WIPO WORLD INTELLECTUAL PROPERTY OFFICE
When it comes to Patents that hold the potential to reduce climate change, the WIPO may not be that clever. Why? Because the financial burdens of making applications, are a put-off, for not for profit organizations, SMEs and sole traders, who might otherwise share their inventions and seek to market them. But without financial neutrality, the patent system is not a fair playing field.
For if they did, artists and writers would soon have something to say about it. Books would not be written, paintings not painted - and so on. What a boring planet earth would be.
But engineers and think tanks, who might be the source of ideas that could blossom into zero carbon technology, do not get a look in, because of the exorbitant application fees, that are multiplied by the number of countries of cover.
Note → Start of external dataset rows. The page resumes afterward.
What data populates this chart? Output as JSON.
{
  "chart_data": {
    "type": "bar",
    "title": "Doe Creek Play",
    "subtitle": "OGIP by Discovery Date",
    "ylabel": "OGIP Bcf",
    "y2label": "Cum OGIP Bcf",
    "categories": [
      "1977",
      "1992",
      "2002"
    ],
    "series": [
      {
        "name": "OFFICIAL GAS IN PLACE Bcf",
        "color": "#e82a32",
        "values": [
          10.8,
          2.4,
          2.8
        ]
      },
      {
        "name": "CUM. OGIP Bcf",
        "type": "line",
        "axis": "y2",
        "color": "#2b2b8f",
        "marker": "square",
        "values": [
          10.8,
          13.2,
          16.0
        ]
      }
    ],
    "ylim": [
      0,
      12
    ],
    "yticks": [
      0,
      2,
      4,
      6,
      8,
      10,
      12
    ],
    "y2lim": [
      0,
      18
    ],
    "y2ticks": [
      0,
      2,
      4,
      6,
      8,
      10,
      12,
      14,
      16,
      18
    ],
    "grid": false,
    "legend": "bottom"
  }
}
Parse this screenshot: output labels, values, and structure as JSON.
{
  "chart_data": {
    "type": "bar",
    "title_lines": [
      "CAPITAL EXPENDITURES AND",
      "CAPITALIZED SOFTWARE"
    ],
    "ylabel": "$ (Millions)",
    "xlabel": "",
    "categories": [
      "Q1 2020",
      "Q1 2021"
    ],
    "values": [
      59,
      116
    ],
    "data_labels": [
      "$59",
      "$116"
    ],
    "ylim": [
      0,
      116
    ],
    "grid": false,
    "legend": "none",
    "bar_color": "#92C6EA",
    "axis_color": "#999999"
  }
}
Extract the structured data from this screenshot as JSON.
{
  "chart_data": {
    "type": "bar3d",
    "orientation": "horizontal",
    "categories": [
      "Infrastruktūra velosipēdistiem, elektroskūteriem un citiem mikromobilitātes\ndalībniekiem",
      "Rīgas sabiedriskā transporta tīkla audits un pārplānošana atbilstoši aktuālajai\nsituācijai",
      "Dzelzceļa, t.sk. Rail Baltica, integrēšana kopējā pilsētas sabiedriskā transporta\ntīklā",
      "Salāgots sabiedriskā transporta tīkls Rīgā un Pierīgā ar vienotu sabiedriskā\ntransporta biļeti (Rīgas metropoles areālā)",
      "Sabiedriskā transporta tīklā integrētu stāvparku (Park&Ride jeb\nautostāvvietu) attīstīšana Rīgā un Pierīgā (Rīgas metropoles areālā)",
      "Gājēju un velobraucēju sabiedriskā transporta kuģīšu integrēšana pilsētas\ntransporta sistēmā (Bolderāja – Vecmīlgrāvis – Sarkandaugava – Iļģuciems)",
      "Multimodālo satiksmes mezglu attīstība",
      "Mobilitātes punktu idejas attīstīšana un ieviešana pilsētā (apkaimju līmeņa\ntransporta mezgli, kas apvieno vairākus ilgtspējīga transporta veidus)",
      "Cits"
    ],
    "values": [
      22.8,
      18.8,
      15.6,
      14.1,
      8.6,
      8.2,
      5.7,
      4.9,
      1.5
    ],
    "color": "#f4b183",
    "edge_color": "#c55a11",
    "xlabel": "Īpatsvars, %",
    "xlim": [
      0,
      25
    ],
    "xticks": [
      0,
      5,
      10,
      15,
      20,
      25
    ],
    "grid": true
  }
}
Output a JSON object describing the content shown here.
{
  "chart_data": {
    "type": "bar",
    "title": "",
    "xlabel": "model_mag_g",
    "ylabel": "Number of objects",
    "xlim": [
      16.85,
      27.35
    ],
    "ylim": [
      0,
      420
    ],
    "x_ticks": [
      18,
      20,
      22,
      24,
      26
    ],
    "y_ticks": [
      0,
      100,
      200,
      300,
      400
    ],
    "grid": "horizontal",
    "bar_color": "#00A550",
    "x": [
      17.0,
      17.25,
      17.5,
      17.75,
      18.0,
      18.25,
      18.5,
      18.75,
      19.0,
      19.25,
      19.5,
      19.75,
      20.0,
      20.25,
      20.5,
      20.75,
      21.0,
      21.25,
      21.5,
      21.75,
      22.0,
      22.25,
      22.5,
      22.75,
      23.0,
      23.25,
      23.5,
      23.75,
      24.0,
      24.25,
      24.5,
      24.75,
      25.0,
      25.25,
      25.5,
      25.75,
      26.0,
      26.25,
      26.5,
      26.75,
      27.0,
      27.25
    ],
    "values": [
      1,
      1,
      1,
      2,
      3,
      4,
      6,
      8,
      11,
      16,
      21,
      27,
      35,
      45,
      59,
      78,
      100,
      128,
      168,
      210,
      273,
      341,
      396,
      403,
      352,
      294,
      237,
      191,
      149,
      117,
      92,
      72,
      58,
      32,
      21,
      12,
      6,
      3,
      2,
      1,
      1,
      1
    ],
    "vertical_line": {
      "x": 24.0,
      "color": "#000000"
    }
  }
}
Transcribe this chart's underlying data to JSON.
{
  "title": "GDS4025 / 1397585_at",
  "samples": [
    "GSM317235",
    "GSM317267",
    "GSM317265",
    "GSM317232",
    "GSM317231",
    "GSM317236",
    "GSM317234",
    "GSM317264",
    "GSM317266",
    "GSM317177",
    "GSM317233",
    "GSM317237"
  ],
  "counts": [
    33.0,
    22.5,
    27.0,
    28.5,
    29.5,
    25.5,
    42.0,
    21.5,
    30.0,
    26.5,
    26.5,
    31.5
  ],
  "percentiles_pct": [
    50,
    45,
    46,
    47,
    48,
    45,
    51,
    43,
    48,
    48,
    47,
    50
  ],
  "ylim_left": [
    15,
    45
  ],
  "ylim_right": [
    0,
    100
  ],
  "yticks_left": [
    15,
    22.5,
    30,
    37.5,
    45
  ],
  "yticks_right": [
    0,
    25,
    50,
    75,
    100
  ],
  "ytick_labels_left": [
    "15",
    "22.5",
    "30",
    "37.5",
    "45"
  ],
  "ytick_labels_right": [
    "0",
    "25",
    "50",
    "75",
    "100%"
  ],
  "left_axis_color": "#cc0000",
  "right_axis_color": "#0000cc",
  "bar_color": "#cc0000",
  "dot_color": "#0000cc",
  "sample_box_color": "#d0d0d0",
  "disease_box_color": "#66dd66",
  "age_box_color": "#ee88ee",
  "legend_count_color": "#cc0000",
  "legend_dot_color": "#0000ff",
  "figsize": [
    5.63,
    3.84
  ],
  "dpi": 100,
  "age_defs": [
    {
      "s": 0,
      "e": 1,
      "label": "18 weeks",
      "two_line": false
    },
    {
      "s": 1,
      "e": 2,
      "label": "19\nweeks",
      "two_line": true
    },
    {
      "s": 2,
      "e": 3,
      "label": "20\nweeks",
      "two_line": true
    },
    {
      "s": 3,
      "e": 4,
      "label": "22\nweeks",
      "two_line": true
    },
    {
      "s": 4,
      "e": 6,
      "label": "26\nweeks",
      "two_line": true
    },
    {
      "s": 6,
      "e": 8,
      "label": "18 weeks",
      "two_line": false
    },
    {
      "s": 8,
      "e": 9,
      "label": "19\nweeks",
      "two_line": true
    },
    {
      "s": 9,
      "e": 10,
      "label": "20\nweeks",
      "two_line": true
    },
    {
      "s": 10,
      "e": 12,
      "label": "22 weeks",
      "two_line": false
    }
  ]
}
Whereas patents only have very short shelf life of 20 years. Hence, do not represent a sound investment, where competing concerns, such as the fossil fuel contingent, will seek to prevent new technology that devalues oil and gas, from seeing the light of day. Running patentees into the buffers. Meaning bankruptcy for those foolish enough to take on the establishment. What kind of reward is that from society?
EQUALITY FOR CHAMPIONS
The would be champions of climate cooling technology, faced with financial ruin, should they even contemplate pushing green technology against such odds, simply turn their attentions to something less debilitating. And who can blame them. But we need to encourage champions. We need to give them a route with light at the end of the tunnel.
It's easy to be a technology champion, when you already have sales and an R&D budget. Not so easy fresh out of university, with no income, but the heart to give it a go. We are talking about equal rights for inventors.
We need to change the patent system to promote innovation and time invested in development. Where time is money.
1. We could extend the life of patents to 50 years. Since it could take that long for some technology to come to fruition - and it may well represent the entire working life of an innovator.
2. Green patents should attract fees in the normal way if they are from companies with profits from sales. But the same patent from an individual of limited means, should be accepted and processed free of charges - by way of an exemption. This would have to be means tested, with other checks to prevent fraudulent applications from suspect entities.
3. Patents would remain in force, with no fees payable, until licensing generates fees. At which point the application and renewal fees would be repaid. Not unlike the student loan system in the UK, that allows people to gain knowledge, and pay later.
The SmartNet™ system is an ideal candidate for exemption, because the Foundation is a not for profit organization, that would like to champion the system, but has to legal muscle, to back up their know-how, Hence, the development of the system falls at the first hurdle. Further time invested would thus be a waste, where there are other climate problems to look at.
But, armed with a patent, the champion has something to promote. Anyone partnering to develop the technology, has protection, to enable them to invest with confidence. As and when the system goes into production, the Countries, who effectively sponsored or invested in the development of the technology, are repaid.
Not only do the fees come back, but the world benefits in real terms with a potential solution to climate pollution.
HENRIETTA - thinks she may have something to chirp about. She thinks she may have cracked the 'chicken and egg' conundrum.
CHANGE and INTELLECTUAL PROPERTY
"Addressing climate change is dependent on economic growth that works with, rather than against the environment. Innovative green technology solutions can help by allowing us to do more with less – be it alternative energy production, energy saving, or greener forms of transportation, agriculture and forestry.
WIPO claim that their Global Challenges program works with multiple stakeholders to address these challenges, with a particular focus on:
- Contributing IP expertise to UN and other public policy fora where IP and innovation are discussed in relation to climate change.
But that does nothing to address the underlying inequality of the patent system - and many regard this as window dressing. Paying lip service to the concept of adapting policies to combat climate change.